After some excellent strong coffee and a bite, we hit the pavement. I find that the best way to get my bearings in a city is simply to walk. So we walk. After two rather long bathroom breaks for Tom, we buy an Octopus card and head for the ferry terminal. The card is a payment system for all public transport, including buses, ferries, and trams, as well as commercial outlets like 7-11 (they are everywhere - seriously, every couple of blocks) and Starbucks (almost everywhere). We hop aboard a ferry to Lamma. A half hour later we are in another world - an island of small houses, a handful of restaurants, an no cars whatsoever. The scenery is alternately beautiful, lush, and dirty and corroded. We take the paved trail from the port town on one side of the island to the port town on the other - about an hour and a half journey. When we get to the other side of the island, we hungrily review the restaurant options and get ourselves seated. We have just an incredible meal - garlic prawns, salt and pepper calamari, two perfect clams topped with glass noodles and black bean sauce, sauteed lettuce, and fried rice. We down a couple of beers and several glasses of hot tea, which fend off the chill we get as our sweat evaporates. The bill comes to about $25.

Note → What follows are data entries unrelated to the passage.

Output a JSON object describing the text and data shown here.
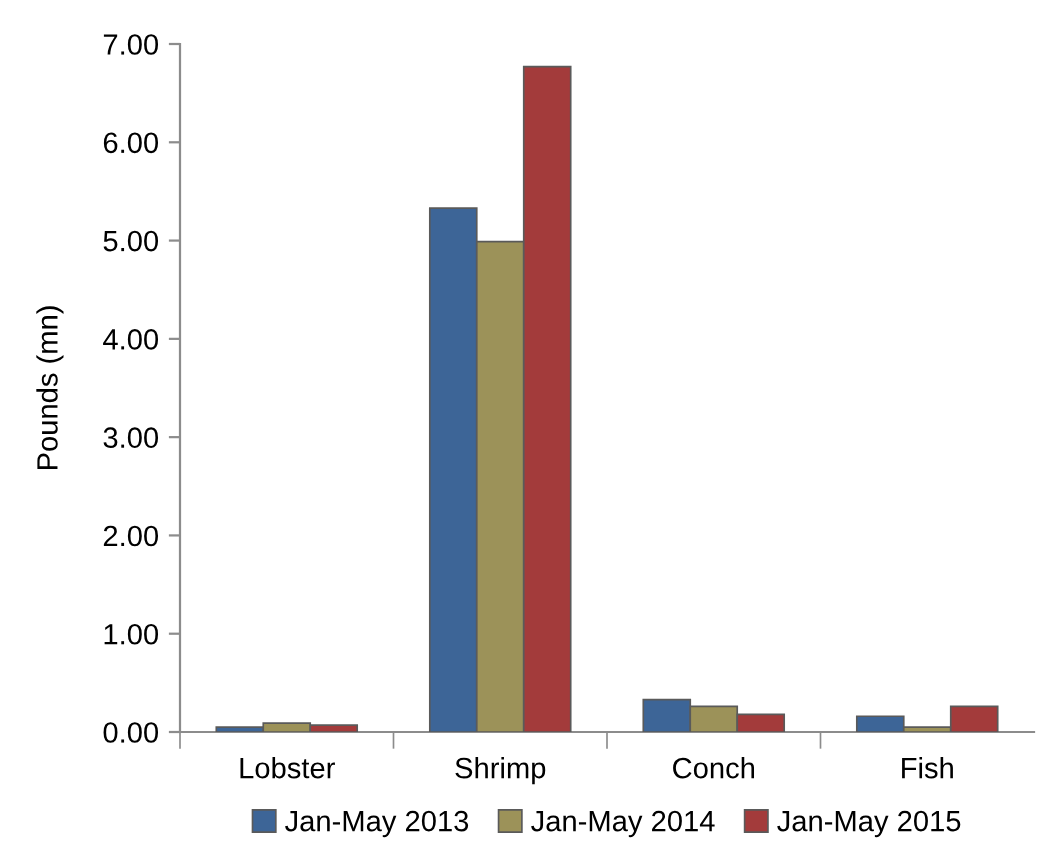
{
  "chart_data": {
    "type": "bar",
    "ylabel": "Pounds (mn)",
    "categories": [
      "Lobster",
      "Shrimp",
      "Conch",
      "Fish"
    ],
    "series": [
      {
        "name": "Jan-May 2013",
        "color": "#3d6597",
        "values": [
          0.05,
          5.33,
          0.33,
          0.16
        ]
      },
      {
        "name": "Jan-May 2014",
        "color": "#9c9259",
        "values": [
          0.09,
          4.99,
          0.26,
          0.05
        ]
      },
      {
        "name": "Jan-May 2015",
        "color": "#a33b3b",
        "values": [
          0.07,
          6.77,
          0.18,
          0.26
        ]
      }
    ],
    "ylim": [
      0,
      7
    ],
    "yticks": [
      {
        "value": 0,
        "label": "0.00"
      },
      {
        "value": 1,
        "label": "1.00"
      },
      {
        "value": 2,
        "label": "2.00"
      },
      {
        "value": 3,
        "label": "3.00"
      },
      {
        "value": 4,
        "label": "4.00"
      },
      {
        "value": 5,
        "label": "5.00"
      },
      {
        "value": 6,
        "label": "6.00"
      },
      {
        "value": 7,
        "label": "7.00"
      }
    ],
    "grid": false,
    "legend": "bottom"
  }
}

We hop on another ferry back to Hong Kong Island. From shacks to massive, glittering highrises, which seem to defy gravity as they tower over the edge of the water. I'm heading downhill fast at this point. We make a run for the nearest massive mall, which we know will have a couple of coffee shops. We plop into red upholstered chairs and suck down our espresso drinks. An asian couple across from us has their eyes closed, and their hands clasped under the table. The woman is talking. They are praying. I think she is speaking in English. After several minutes, she stops, and her companion takes his turn. It strikes me that I never see people from non-Christian religions do this. Aside from a short prayer before eating, or blessing someone else, most religions keep their prayers for their homes and their places of worship. It seems strange to have this very personal experience in such a public venue.

I gotta walk until the caffeine kicks in. We head for the long escalator that goes from the Central area up through Soho. We get off in Soho and check out the stylish restaurants and interior design stores. On our way back down the hill, someone waves us over. "They are filming a movie. Jackie Chan!" How very cliche. Our first day in HK, and we are watching Jackie Chan filming a stunt. We watch for a good while. My camera ran out of batteries back on Lamma island, of course, so I can't take a picture. After the stunt is executed successfully, we continue on our way. Tom stops at an Apple retail store, and spends a LONG time talking to the employee about his job, and what his challenges are in HK.

We hop on the tram to get back to the hotel. We have an excellent vantage point on the second story of the tram to watch all of the thousands of Filipina maids as they congregate in parks and street overpasses. In the park, an skinny asian girl covers Gloria Gayner with her band as the women pack around the stage. Nobody dances. Men are jammed around the basketball court, watching a tournament. The players are extremely tall, and dressed in pink uniforms.

Eventually, we make it back to the hotel. We change, get our bearings, and head out for dinner. Dinner takes us back across town again, via metro, which takes far longer than we anticipated. We end up in a Thai/Vietnamese restaurant. The food is good, but not great. The bill is more than twice what we spent on lunch.

Finally, a tram ride back to the hotel, and bed. I manage to sleep soundly until 2:00. Today, we change hotels and Tom checks in for his conference. I tend on taking full advantage of our fancy digs at the Four Seasons while Tom is off doing "business."